Kepala DepartemenAdvokasiSPKSMarselinusAndry mengungkapkan dengan diterbitkannya aturan peniadaan pungutaneksporCPO, tidak berarti tanggung jawab pemerintah selesai. Namun, perlu ada solusi yang harus dipikirkan oleh pemerintah untuk mengembangkan pasar minyak sawit di dalam negeri, tidak hanya program B20.

Dalam hal ini, pemerintah harus mengembangkan hilirisasi dari industri sawit Indonesia, baik di industri makanan, kosmetik, kesehatan, dan sebagainya.

Menurut Andry, perencanaan pengembangan hilirisasi berbagai industri berbasis minyak sawit sangat relevan dengan agenda moratorium yang akan berjalan di sektor hulu. Pasalnya, kecukupan produksi melalui pendekatan peningkatan produktivitas kelapa sawit dari luas lahan perkebunan sawit akan sangat mendukung permintaan industri dalam negeri maupun ekspor CPO dan turunannya.

“Perbaikan tata kelola BPDP-KS untuk pembangunan berkelanjutan serta pemberdayaan dan tata kelola bagi petani swadaya harus menjadi prioritas untuk mendukung peningkatan produktivitas perkebunan sawit rakyat,” tegas Andry.

Sebagai informasi, per 31 Oktober 2018, BPDP-KS telah menyalurkan dana sawit mencapai Rp5,88 triliun dari alokasi tahun ini yang mencapai Rp10,99 triliun.
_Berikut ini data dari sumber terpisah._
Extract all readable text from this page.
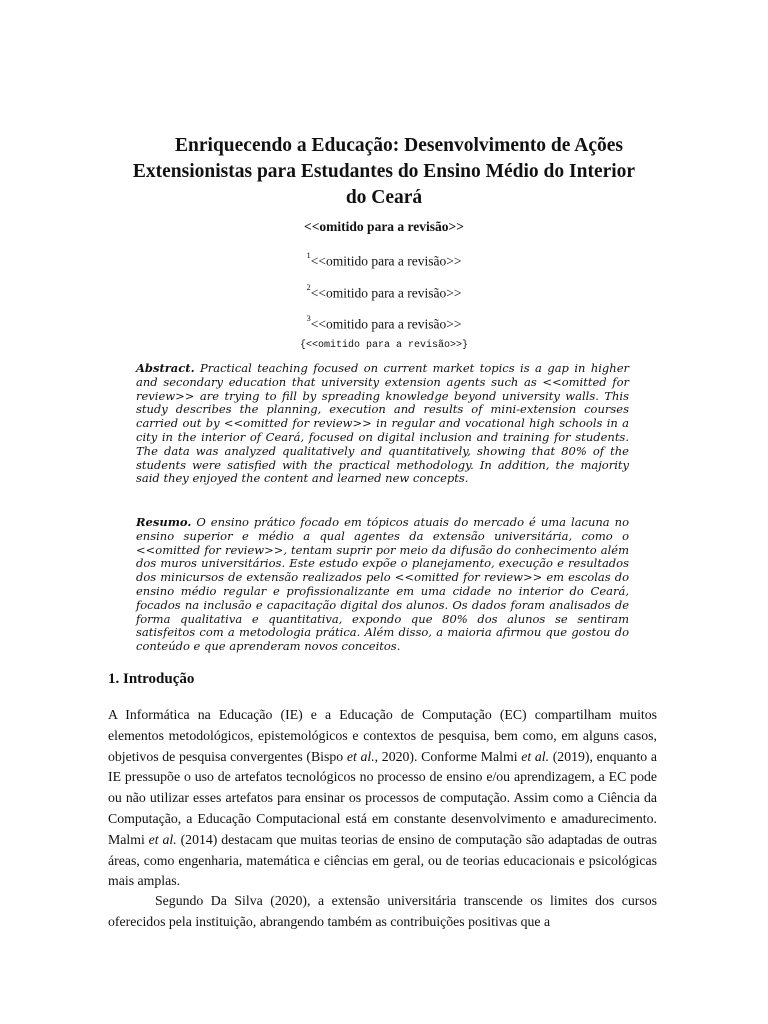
Enriquecendo a Educação: Desenvolvimento de Ações
Extensionistas para Estudantes do Ensino Médio do Interior
do Ceará
<<omitido para a revisão>>
$^1$<<omitido para a revisão>>
$^2$<<omitido para a revisão>>
$^3$<<omitido para a revisão>>
{<<omitido para a revisão>>}
Abstract. Practical teaching focused on current market topics is a gap in higher and secondary education that university extension agents such as <<omitted for review>> are trying to fill by spreading knowledge beyond university walls. This study describes the planning, execution and results of mini-extension courses carried out by <<omitted for review>> in regular and vocational high schools in a city in the interior of Ceará, focused on digital inclusion and training for students. The data was analyzed qualitatively and quantitatively, showing that 80% of the students were satisfied with the practical methodology. In addition, the majority said they enjoyed the content and learned new concepts.
Resumo. O ensino prático focado em tópicos atuais do mercado é uma lacuna no ensino superior e médio a qual agentes da extensão universitária, como o <<omitted for review>>, tentam suprir por meio da difusão do conhecimento além dos muros universitários. Este estudo expõe o planejamento, execução e resultados dos minicursos de extensão realizados pelo <<omitted for review>> em escolas do ensino médio regular e profissionalizante em uma cidade no interior do Ceará, focados na inclusão e capacitação digital dos alunos. Os dados foram analisados de forma qualitativa e quantitativa, expondo que 80% dos alunos se sentiram satisfeitos com a metodologia prática. Além disso, a maioria afirmou que gostou do conteúdo e que aprenderam novos conceitos.
1. Introdução
A Informática na Educação (IE) e a Educação de Computação (EC) compartilham muitos elementos metodológicos, epistemológicos e contextos de pesquisa, bem como, em alguns casos, objetivos de pesquisa convergentes (Bispo et al., 2020). Conforme Malmi et al. (2019), enquanto a IE pressupõe o uso de artefatos tecnológicos no processo de ensino e/ou aprendizagem, a EC pode ou não utilizar esses artefatos para ensinar os processos de computação. Assim como a Ciência da Computação, a Educação Computacional está em constante desenvolvimento e amadurecimento. Malmi et al. (2014) destacam que muitas teorias de ensino de computação são adaptadas de outras áreas, como engenharia, matemática e ciências em geral, ou de teorias educacionais e psicológicas mais amplas.
Segundo Da Silva (2020), a extensão universitária transcende os limites dos cursos oferecidos pela instituição, abrangendo também as contribuições positivas que a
Sekitar 90 persen penyaluran tersebut dialokasikan untuk membayar insentif biodisel yang mencapai Rp5,32 triliun kepada 19 produsen yang ditunjuk pemerintah.

Kemudian, sisanya untuk peremajaan sawit sebesar Rp341,31 miliar dari alokasi Rp2,34 triliun; riset Rp25,67 miliar dari alokasi Rp213,36 miliar; sarana prasarana Rp289,74 juta dari alokasi Rp213,36 miliar. Selanjutnya, promosi dan kemitraan Rp21,1 miliar dari pagu Rp213,36 miliar; pengembangan SDM Rp15 miliar dari pagu Rp213,6 miliar; dan kegiatan pendukung berupa surveyor, pengelolaan dana, dan dukungan manajemen sebesar Rp160,27 miliar dari alokasi Rp324 miliar.

Sepanjang periode yang sama, BPDP-KS telah mengumpulkan Rp12,77 triliun pungutan ekspor sawit atau melampaui proyeksi sepanjang tahun yang hanya sebesar Rp10,76 triliun.